Expectations for Medical Affairs departments are bigger than ever and will continue to grow in importance. Business executives accustomed to measuring results in terms of profit or loss are scrutinizing activities. After decades of streamlining and budget tightening, they’re focused on what once was a cost center – Medical Affairs – and are questioning how, exactly, it quantifies it’s activities and validates the results.
Withstanding that scrutiny can be challenging, simply because Medical Affairs’ returns are intangible, and intangibles are notoriously difficult to quantify. The marketing department, for example, can face that scrutiny by presenting a return on investment (ROI) based upon correlating marketing campaigns with product sales.
Medical Affairs lacks that luxury. Its ROI is more accurately a Return on Intelligence. This ROI accrues when MSLs engage regularly with researchers and physicians, leaving them better informed about topics that are integral to their abilities to practice cutting-edge science. Such intangibles can’t be quantified on financial statements.

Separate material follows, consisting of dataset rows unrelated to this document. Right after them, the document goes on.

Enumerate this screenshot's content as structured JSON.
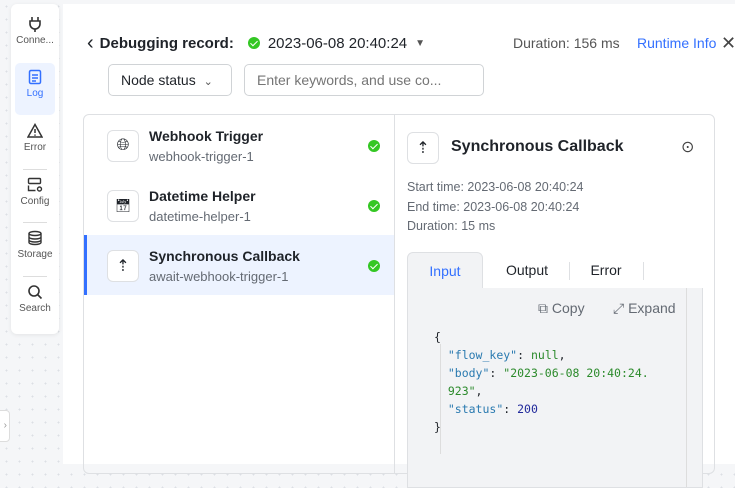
{
  "rail": [
    {
      "label": "Conne...",
      "icon": "plug-icon"
    },
    {
      "label": "Log",
      "icon": "log-icon",
      "active": true
    },
    {
      "label": "Error",
      "icon": "warning-icon"
    },
    {
      "label": "Config",
      "icon": "config-icon"
    },
    {
      "label": "Storage",
      "icon": "database-icon"
    },
    {
      "label": "Search",
      "icon": "search-icon"
    }
  ],
  "header": {
    "title": "Debugging record:",
    "date": "2023-06-08 20:40:24",
    "duration": "Duration: 156 ms",
    "runtime": "Runtime Info"
  },
  "filter": {
    "node_status": "Node status",
    "search_placeholder": "Enter keywords, and use co..."
  },
  "nodes": [
    {
      "name": "Webhook Trigger",
      "id": "webhook-trigger-1"
    },
    {
      "name": "Datetime Helper",
      "id": "datetime-helper-1"
    },
    {
      "name": "Synchronous Callback",
      "id": "await-webhook-trigger-1"
    }
  ],
  "detail": {
    "title": "Synchronous Callback",
    "start": "Start time: 2023-06-08 20:40:24",
    "end": "End time: 2023-06-08 20:40:24",
    "duration": "Duration: 15 ms",
    "tabs": [
      "Input",
      "Output",
      "Error"
    ],
    "copy": "Copy",
    "expand": "Expand"
  }
}
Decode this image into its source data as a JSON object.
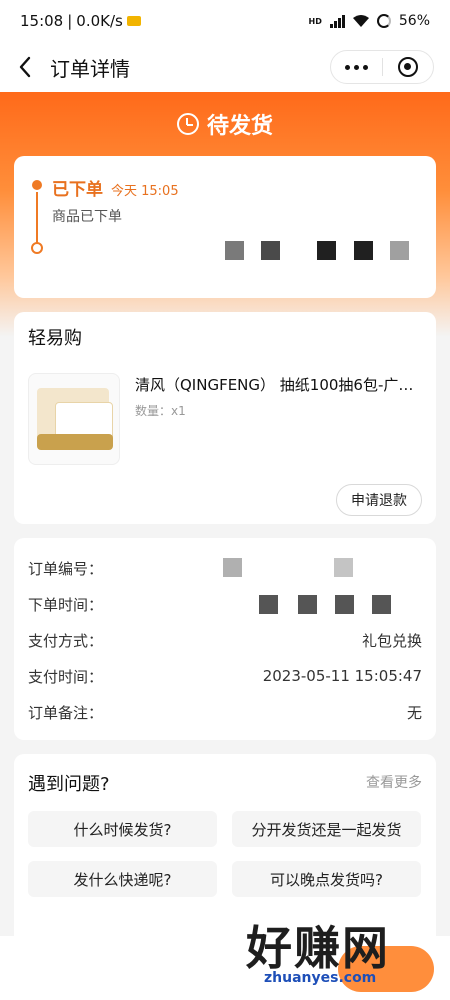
{
  "status_bar": {
    "time": "15:08",
    "network_speed": "0.0K/s",
    "signal_tag": "HD",
    "battery": "56%"
  },
  "nav": {
    "title": "订单详情",
    "back_icon": "chevron-left-icon",
    "more_icon": "more-dots-icon",
    "close_icon": "target-icon"
  },
  "order_status": {
    "label": "待发货",
    "icon": "clock-icon",
    "color": "#ff6a1a"
  },
  "timeline": {
    "status": "已下单",
    "time": "今天 15:05",
    "description": "商品已下单"
  },
  "shop": {
    "name": "轻易购"
  },
  "product": {
    "name": "清风（QINGFENG） 抽纸100抽6包-广…",
    "qty_label": "数量：x1"
  },
  "refund_button": "申请退款",
  "order_info": {
    "rows": [
      {
        "label": "订单编号：",
        "value": ""
      },
      {
        "label": "下单时间：",
        "value": ""
      },
      {
        "label": "支付方式：",
        "value": "礼包兑换"
      },
      {
        "label": "支付时间：",
        "value": "2023-05-11 15:05:47"
      },
      {
        "label": "订单备注：",
        "value": "无"
      }
    ]
  },
  "faq": {
    "title": "遇到问题?",
    "more": "查看更多",
    "questions": [
      "什么时候发货?",
      "分开发货还是一起发货",
      "发什么快递呢?",
      "可以晚点发货吗?"
    ]
  },
  "watermark": {
    "main": "好赚网",
    "sub": "zhuanyes.com"
  },
  "accent_color": "#e8711f"
}
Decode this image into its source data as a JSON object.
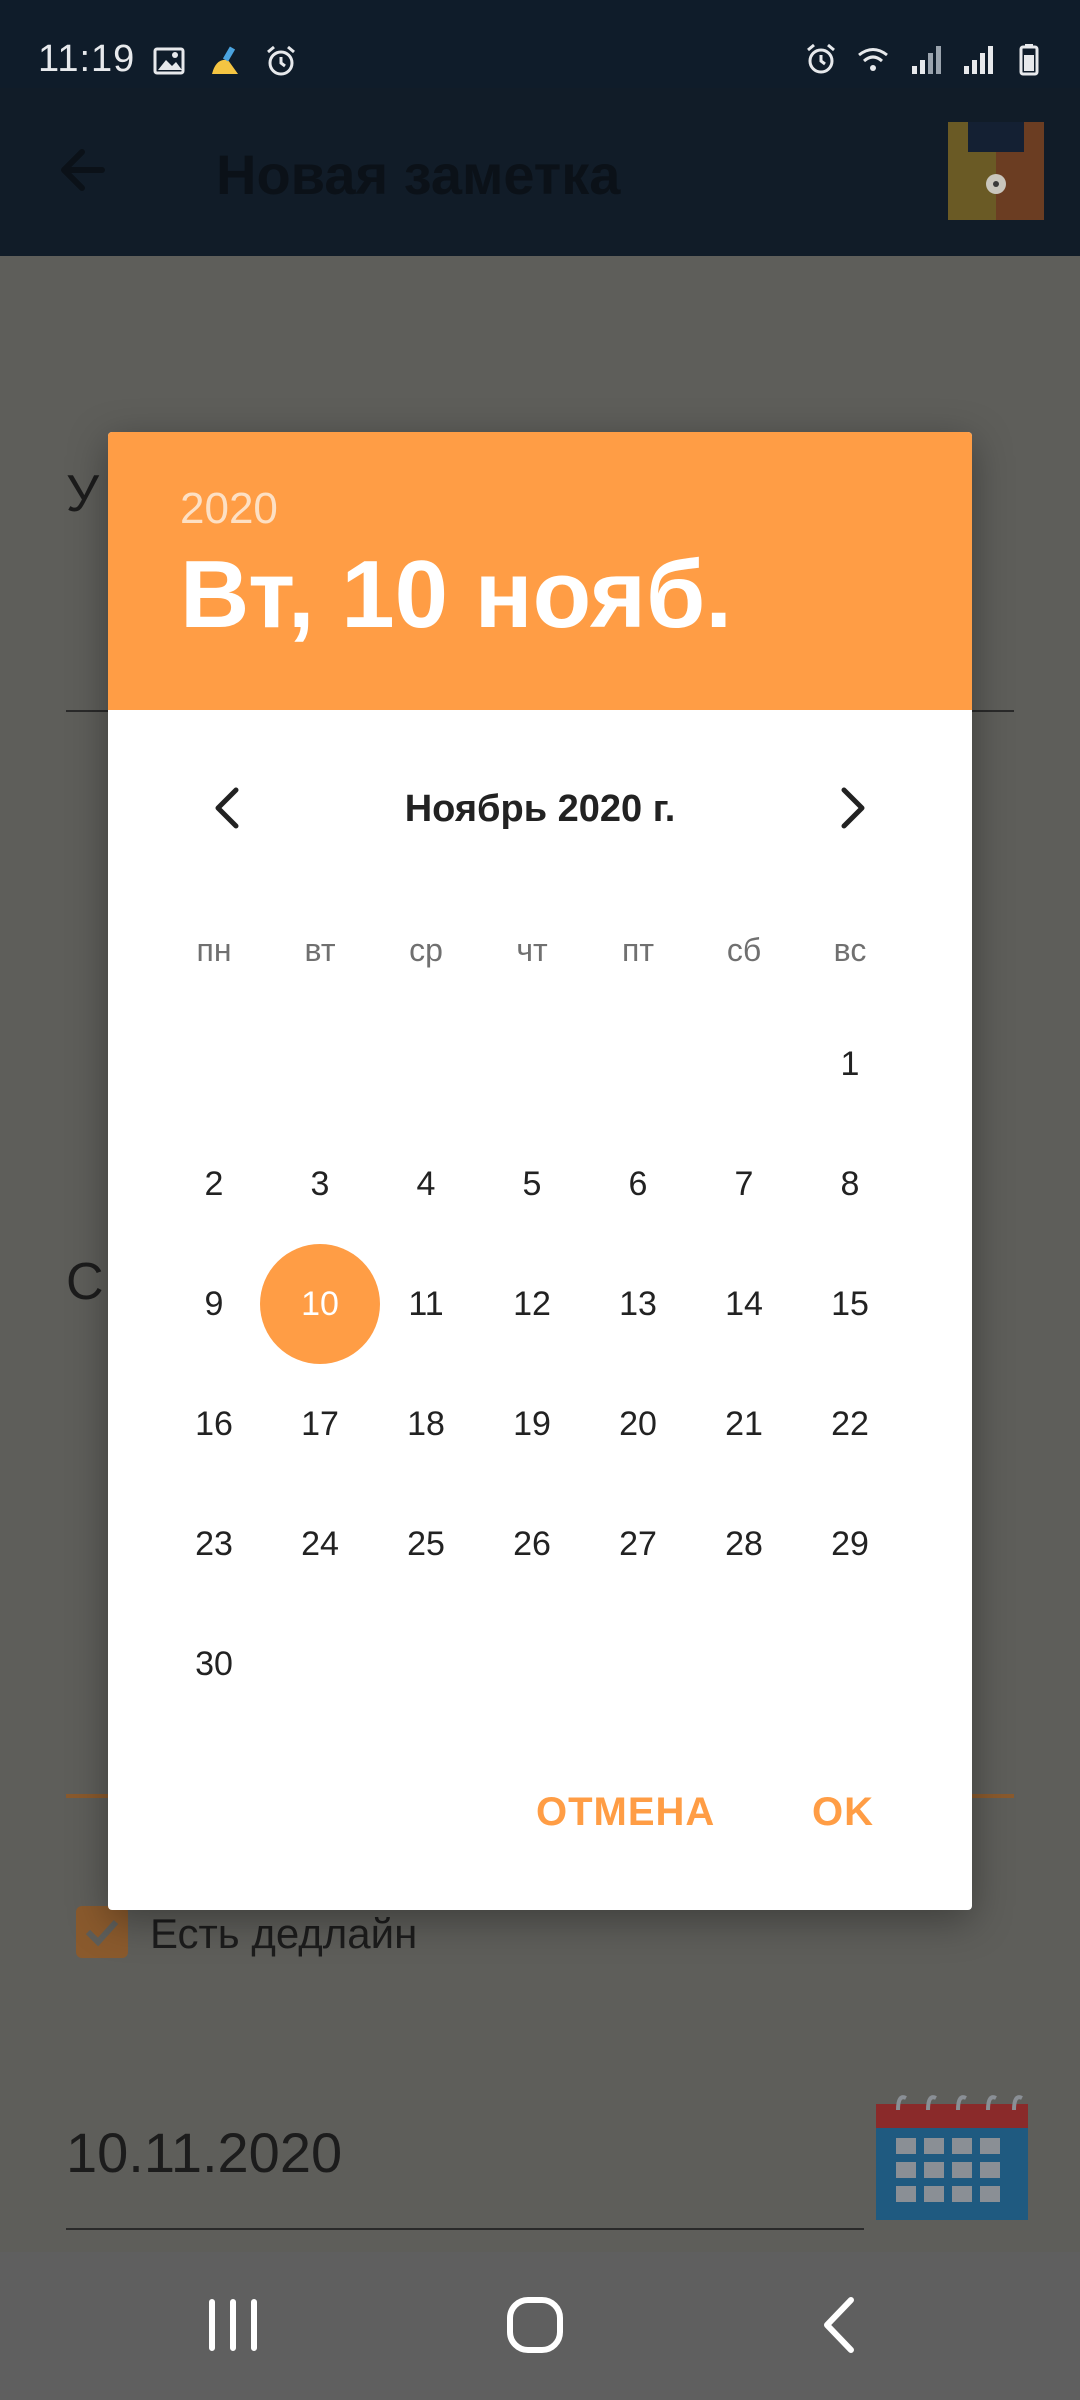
{
  "status_bar": {
    "time": "11:19",
    "left_icons": [
      "image-icon",
      "cleaner-icon",
      "alarm-icon"
    ],
    "right_icons": [
      "alarm-icon",
      "wifi-icon",
      "signal-icon",
      "signal-icon",
      "battery-icon"
    ]
  },
  "app_bar": {
    "title": "Новая заметка",
    "back_icon": "arrow-left-icon",
    "save_icon": "floppy-save-icon"
  },
  "form": {
    "field1_partial": "У",
    "field2_partial": "С",
    "deadline_checkbox_label": "Есть дедлайн",
    "deadline_checked": true,
    "deadline_date": "10.11.2020",
    "calendar_icon": "calendar-icon"
  },
  "date_picker": {
    "header_year": "2020",
    "header_date": "Вт, 10 нояб.",
    "month_label": "Ноябрь 2020 г.",
    "weekdays": [
      "пн",
      "вт",
      "ср",
      "чт",
      "пт",
      "сб",
      "вс"
    ],
    "weeks": [
      [
        "",
        "",
        "",
        "",
        "",
        "",
        "1"
      ],
      [
        "2",
        "3",
        "4",
        "5",
        "6",
        "7",
        "8"
      ],
      [
        "9",
        "10",
        "11",
        "12",
        "13",
        "14",
        "15"
      ],
      [
        "16",
        "17",
        "18",
        "19",
        "20",
        "21",
        "22"
      ],
      [
        "23",
        "24",
        "25",
        "26",
        "27",
        "28",
        "29"
      ],
      [
        "30",
        "",
        "",
        "",
        "",
        "",
        ""
      ]
    ],
    "selected_day": "10",
    "cancel_label": "ОТМЕНА",
    "ok_label": "OK",
    "accent_color": "#ff9d45"
  },
  "nav_bar": {
    "buttons": [
      "recents-icon",
      "home-icon",
      "back-icon"
    ]
  }
}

Objectively measuring Medical Affairs’ ROI is possible, though. New Medical Affairs 2.0 tools let professionals track key opinion leaders’ activity in clinical trials, journal publications and conference presentations and determine how their activity and interests have changed over time. Using this data-driven approach to selecting authors or presenters provides concrete rationale for your choices. Other tools allow MSLs to mine the world’s conferences and journals quickly and easily to identify new opportunities to present the right data to the right audience. This substantiates an objective, bottom-up approach that resonates with senior leadership. Together, these two approaches form the foundation of a data-driven, analytical approach that supports quantification.
The third step is to measure the impact of your scientific imperative in what, today, is an ocean of data. We call this impact Share of Scientific Voice™. Measuring Share of Scientific Voice is a good metric for tracking Medical Affairs’ real value over time. Rather than measure the impact of a particular journal, or even the gravitas of a particular opinion leader, measuring Share of Scientific Voice provides quantifiable evidence of how effectively your scientific message resonates within the broad medical community.
For example, research discussing Antimicrobial Stewardship strategies to circumvent antibiotic resistance may be well-suited for broad-based journals like the New England Journal of Medicine or the Journal of the American Medical Association (JAMA), but it may gain more traction in Antimicrobial Agents and Chemotherapy. Detailed analytic analysis can help make the decision between journals with broad applicability whose readers may find your work an interesting curiosity and those with targeted readerships who may see your findings as news they can use. Tracking your Share of Scientific Voice helps you make such distinctions.
Using metrics developed specifically for Medical Affairs helps ensure you are using metrics that matter, not only to inform your decisions, but to provide data-driven evidence to support those decisions. In that way you can provide quantifiable data and measurable trends that reflect changes in your ability to share scientific knowledge with key opinion leaders.
Unlike sales and marketing, Medical Affairs’ successes aren’t measured by profits or losses. Your successes are measured by increases in knowledge. For Medical Affairs, ROI clearly means “Return on Intelligence.”